Selain bisnis model B2B, Kalbu menerapkan sistem monetisasi dengan memotong fee dari biaya per konseling sesuai kesepakatan dengan praktisi.

Layaknya konsultasi ke dokter spesialis pada umumnya, tarif konseling kesehatan mental sebenarnya tidak jauh berbeda. Namun, literasi yang masih kurang terkait pentingnya kesehatan mental membuat orang enggan merogoh kocek untuk konsultasi. Kalbu memasang tarif sekitar 300-350 ribu untuk satu sesi selama kurang lebih satu jam. Namun, timnya sedang mengusahakan untuk membuatnya lebih terjangkau di harga 150-200 ribu saja.

“Tantangannya adalah literasi kesehatan mental di masyarakat. Kami ingin membuat konsultasi dengan psikolog itu bisa jadi rutin seperti konsultasi ke dokter gigi. Kami mulai masuk dari penetrasi ke beberapa sekolah yang masif, juga perusahaan besar. Setiap bulan, kami juga mengadakan talkshow online membahas masalah yang terjadi di kehidupan sehari-hari,” jelas Iman.

Potensi pasar dan target ke depan

Iman juga mengungkapkan bahwa industri ini masih memiliki potensi yang sangat besar. Riset Kesehatan Dasar (Riskesdas) 2018 menunjukkan adanya lebih dari 19 juta penduduk berusia di atas 15 tahun mengalami masalah mental emosional dan lebih dari 12 juta penduduk berusia di atas 15 tahun mengalami depresi. Sementara Indonesia baru punya sekitar 2500 psikolog klinis dan 600-800 psikiater yang terdaftar. Dengan total lebih dari 30 juta masyarakat yang berpotensi membutuhkan penanganan mental, negara ini diharapkan bisa mengoptimalkan jasa praktisi yang ada.

Di Indonesia, beberapa platform yang juga menawarkan konsep serupa dengan Kalbu adalah Riliv, Kalm, dan Bicarakan.id. Beberapa platform tersebut memiliki satu visi yaitu meningkatkan kesadaran masyarakat akan pentingnya kesehatan mental.
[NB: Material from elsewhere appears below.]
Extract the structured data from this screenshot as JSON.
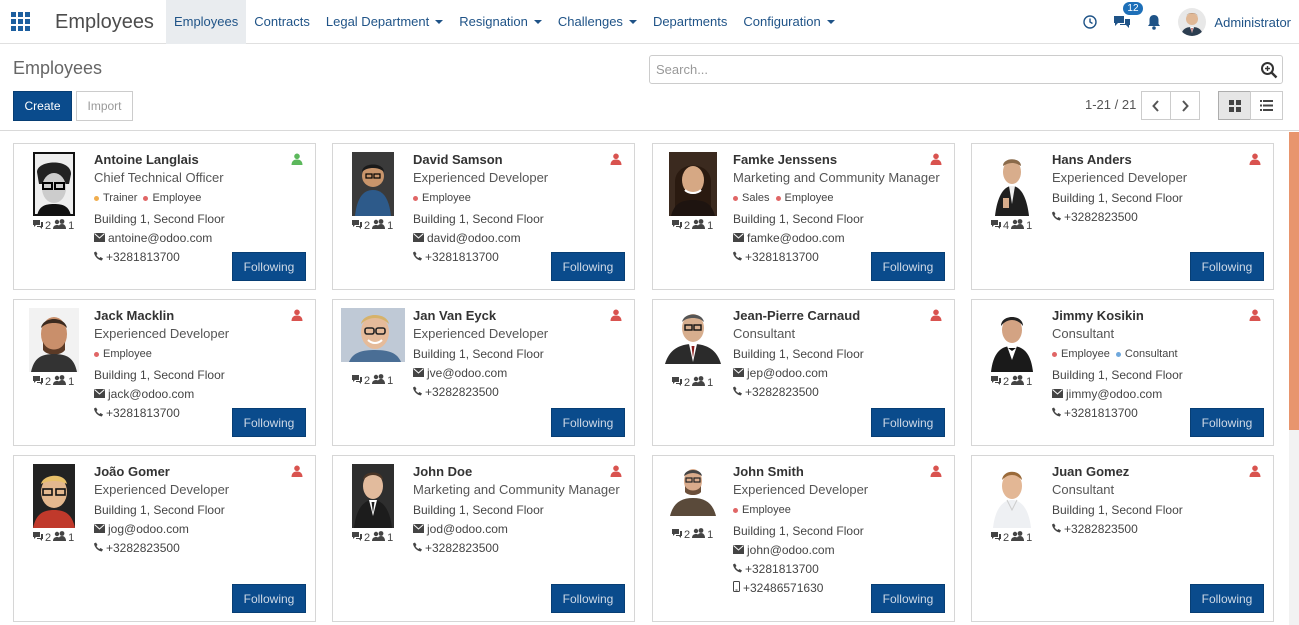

Layanan yang ditawarkan juga beragam dengan konseling sebagai core nya.

Dari sisi pendanaan, Kalbu telah mendapatkan dukungan modal dari salah satu perusahaan ternama Indonesia yang bergerak di bidang tambang. Meskipun secara bisnis terlihat tidak terkait, namun peran kuat perusahaan diharapkan dapat membantu memberi pengaruh yang lebih besar dalam masyarakat.

Ke depannya, Kalbu berencana untuk menggunakan pendanaan ini untuk mengembangkan layanan kesehatan mental, memperkuat kerja sama dengan beberapa universitas di Indonesia dan internasional, menghadirkan kembali suicide hotline, serta mendorong peran pemerintah juga berpartisipasi dalam pengembangan solusi mental health di Indonesia.

“Kami juga berencana meluncurkan aplikasi sendiri di semester 2 tahun 2022. Namun, kami juga harus memastikan bahwa layanan yang kami tawarkan sudah cukup kuat. Targetnya tidak muluk, 450-500 pasien per bulan untuk individu dan perbanyak klien B2B,” ujar Iman.